I deemed such nooks the sweetest shade
The sun in all its round surveyed;
And still I thought that shattered tower
The mightiest work of human power;
And marvelled as the aged hind
With some strange tale bewitched my mind,
Of forayers, who, with headlong force,
Down from that strength had spurred their horse,
Their southern rapine to renew,
Far in the distant Cheviots blue,
And, home returning, filled the hall
With revel, wassail-rout, and brawl.
Methought that still, with trump and clang,
The gateway's broken arches rang;
Methought grim features, seamed with scars,
Glared through the window's rusty bars,
And ever, by the winter hearth,
Old tales I heard of woe or mirth,
Of lovers' slights, of ladies' charms,
Of witches' spells, of warriors' arms;
Of patriot battles, won of old
By Wallace wight and Bruce the bold;
Of later fields of feud and fight,
When, pouring from their Highland height,
The Scottish clans, in headlong sway,
Had swept the scarlet ranks away.
While stretched at length upon the floor,
Again I fought each combat o'er,
Pebbles and shells, in order laid,
The mimic ranks of war displayed;
And onward still the Scottish Lion bore,
And still the scattered Southron fled before.

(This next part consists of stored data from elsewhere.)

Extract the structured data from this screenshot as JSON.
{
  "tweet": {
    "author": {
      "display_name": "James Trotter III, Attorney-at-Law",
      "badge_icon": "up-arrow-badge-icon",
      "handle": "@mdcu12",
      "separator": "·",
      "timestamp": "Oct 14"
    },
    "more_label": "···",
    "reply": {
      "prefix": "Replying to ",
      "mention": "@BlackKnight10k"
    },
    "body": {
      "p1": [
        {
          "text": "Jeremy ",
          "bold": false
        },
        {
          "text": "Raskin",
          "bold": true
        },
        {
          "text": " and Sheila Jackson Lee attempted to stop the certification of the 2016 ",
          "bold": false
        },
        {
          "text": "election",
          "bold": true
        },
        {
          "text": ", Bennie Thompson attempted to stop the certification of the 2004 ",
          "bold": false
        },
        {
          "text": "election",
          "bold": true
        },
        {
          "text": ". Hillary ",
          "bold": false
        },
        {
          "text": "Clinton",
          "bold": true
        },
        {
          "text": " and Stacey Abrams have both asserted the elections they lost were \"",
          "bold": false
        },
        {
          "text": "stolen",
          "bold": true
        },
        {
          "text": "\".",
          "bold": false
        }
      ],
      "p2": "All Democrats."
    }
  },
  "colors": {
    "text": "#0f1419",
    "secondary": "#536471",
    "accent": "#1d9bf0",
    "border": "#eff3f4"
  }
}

Still, with vain fondness, could I trace,
Anew, each kind familiar face,
That brightened at our evening fire!
From the thatched mansion's grey-haired sire,
Wise without learning, plain and good,
And sprung of Scotland's gentler blood;
Whose eye, in age, quick, clear, and keen,
Showed what in youth its glance had been;
Whose doom discording neighbours sought,
Content with equity unbought;
To him the venerable priest,
Our frequent and familiar guest,
Whose life and manners well could paint
Alike the student and the saint;
Alas! whose speech too oft I broke
With gambol rude and timeless joke:
For I was wayward, bold, and wild,
A self-willed imp, a grandame's child;
But, half a plague, and half a jest,
Was still endured, beloved, caressed.
For me, thus nurtured, dost thou ask
The classic poet's well-conned task?
Nay, Erskine, nay, On the wild hill
Let the wild heathbell flourish still;
Cherish the tulip, prune the vine,
But freely let the woodbine twine,
And leave untrimmed the eglantine:
Nay, my friend, nay, Since oft thy praise
Hath given fresh vigour to my lays;
Since oft thy judgment could refine
My flattened thought, or cumbrous line;
Still kind, as is thy wont, attend,
And in the minstrel spare the friend.
Though wild as cloud, as stream, as gale,
Flow forth, flow unrestrained, my tale!